When business leaders decide to restructure or reorganize, they are transforming the company and, therefore, must carefully consider the design of such a change. Like an architect who takes months or years to thoughtfully design a building, a company must intricately and carefully plan for change. As they do so, they need to keep in mind the most critical component of an organizational redesign are the employees, whose performance can make or break a company.
Whether a start up or legacy corporation, the primary driver behind reorganization is usually profitable growth. Of course, such plans may also result from a desire for improvements in customer service performance or production quotas. But, most importantly, and often with little consideration, it’s how the restructuring will impact the people that matters most, which is why the emphasis on concise planning and thoughtful design is so important.
Many senior managers simply focus on the what, the desired end goal of organizational change: Improved financial performance as a result of restructuring and resizing. They often ignore the human factor in such a modification. Instead, it’s the innovators who bolster the objectives by carefully composing how employees will proactively participate in reorganization and impact the bottom line, and how they will interact for the good of the firm after the change has been implemented.
Throughout my career, I’ve both been directly involved with and witnessed organizational change. In one instance, as a lodging company prepared to go public in the early 1990’s, leadership made the strategic decision to streamline operations and eliminate the Assistant Manager position, thereby empowering non-exempt employees with such tasks as resolving customer disputes and making bank deposits.

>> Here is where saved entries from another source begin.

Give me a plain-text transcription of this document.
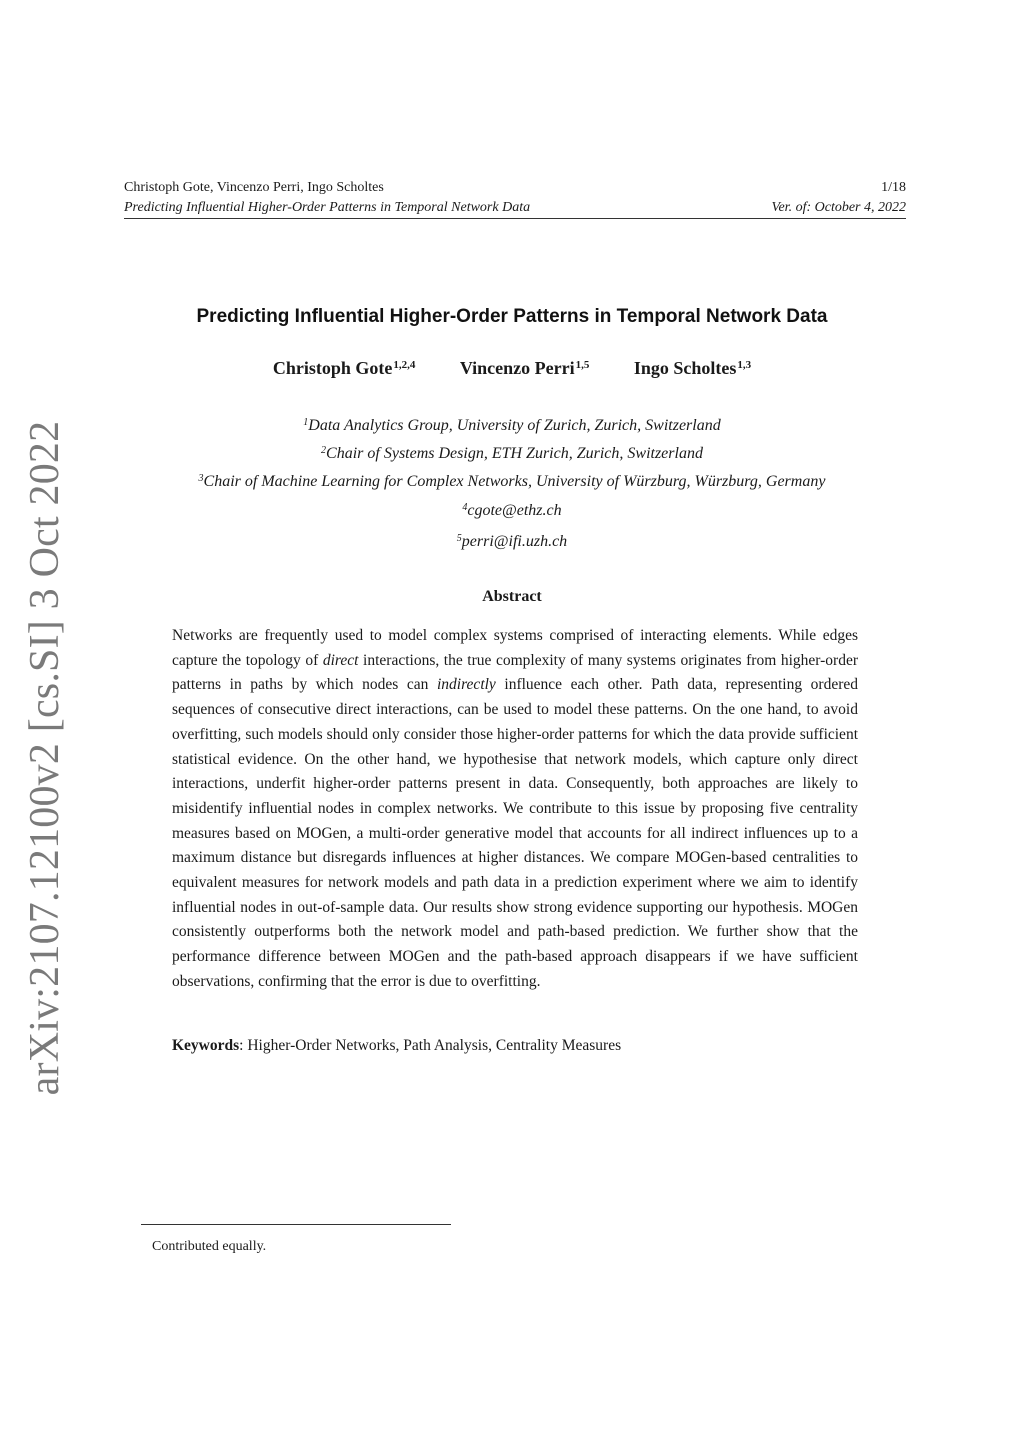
Christoph Gote, Vincenzo Perri, Ingo Scholtes	1/18
Predicting Influential Higher-Order Patterns in Temporal Network Data	Ver. of: October 4, 2022
arXiv:2107.12100v2 [cs.SI] 3 Oct 2022
Predicting Influential Higher-Order Patterns in Temporal Network Data
Christoph Gote$^{1,2,4}$ Vincenzo Perri$^{1,5}$ Ingo Scholtes$^{1,3}$
$^1$Data Analytics Group, University of Zurich, Zurich, Switzerland
$^2$Chair of Systems Design, ETH Zurich, Zurich, Switzerland
$^3$Chair of Machine Learning for Complex Networks, University of Würzburg, Würzburg, Germany
$^4$cgote@ethz.ch
$^5$perri@ifi.uzh.ch
Abstract
Networks are frequently used to model complex systems comprised of interacting elements. While edges capture the topology of direct interactions, the true complexity of many systems originates from higher-order patterns in paths by which nodes can indirectly influence each other. Path data, representing ordered sequences of consecutive direct interactions, can be used to model these patterns. On the one hand, to avoid overfitting, such models should only consider those higher-order patterns for which the data provide sufficient statistical evidence. On the other hand, we hypothesise that network models, which capture only direct interactions, underfit higher-order patterns present in data. Consequently, both approaches are likely to misidentify influential nodes in complex networks. We contribute to this issue by proposing five centrality measures based on MOGen, a multi-order generative model that accounts for all indirect influences up to a maximum distance but disregards influences at higher distances. We compare MOGen-based centralities to equivalent measures for network models and path data in a prediction experiment where we aim to identify influential nodes in out-of-sample data. Our results show strong evidence supporting our hypothesis. MOGen consistently outperforms both the network model and path-based prediction. We further show that the performance difference between MOGen and the path-based approach disappears if we have sufficient observations, confirming that the error is due to overfitting.
Keywords: Higher-Order Networks, Path Analysis, Centrality Measures
Contributed equally.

Imagine an hourly employee deciding to refund a dissatisfied guest! But, it worked. The hourly workforce was invigorated, and property managers now had home office support for what were then unconventional solutions.
On another occasion, I observed a division of a Fortune 500 company as it implemented a mass reorganization. In this instance, employees felt under informed and many worried about job security. As the implementation began, a good number were in limbo for months, “officially displaced” as managers competed for their skills and loyalty. It was evident that minimal consideration had been put into the human aspects of the organizational redesign and delivery.
A revolutionary example where people are at the center of transformational change is the recent decision by Zappos to embrace Holacracy, which, according to Forbes magazine, is “a New Age approach to leadership that involves no job titles, no formal bosses, and lots of overlapping work circles instead.” Certainly, Holacracy is not the Holy Grail, and all eyes will be on Zappos to see how it fares with this new model. However, one advantage Holacracy has is that its organizational premise is people-centered and focused on providing clarity around aligning resources and accomplishing tasks.
Human resources matter most when a company decides to restructure. A well-considered design with employees at the forefront will result in an operational transformation that benefits the organization, its employees, and its customers, thereby improving financial performance.
Scott Wise, founder and CEO of Scotty’s Brewhouse restaurants, professes that his employees are the key to his success. They are more important than customers. He states, “If your employees believe in your dreams and values then ultimately they will make your guests happy, too.”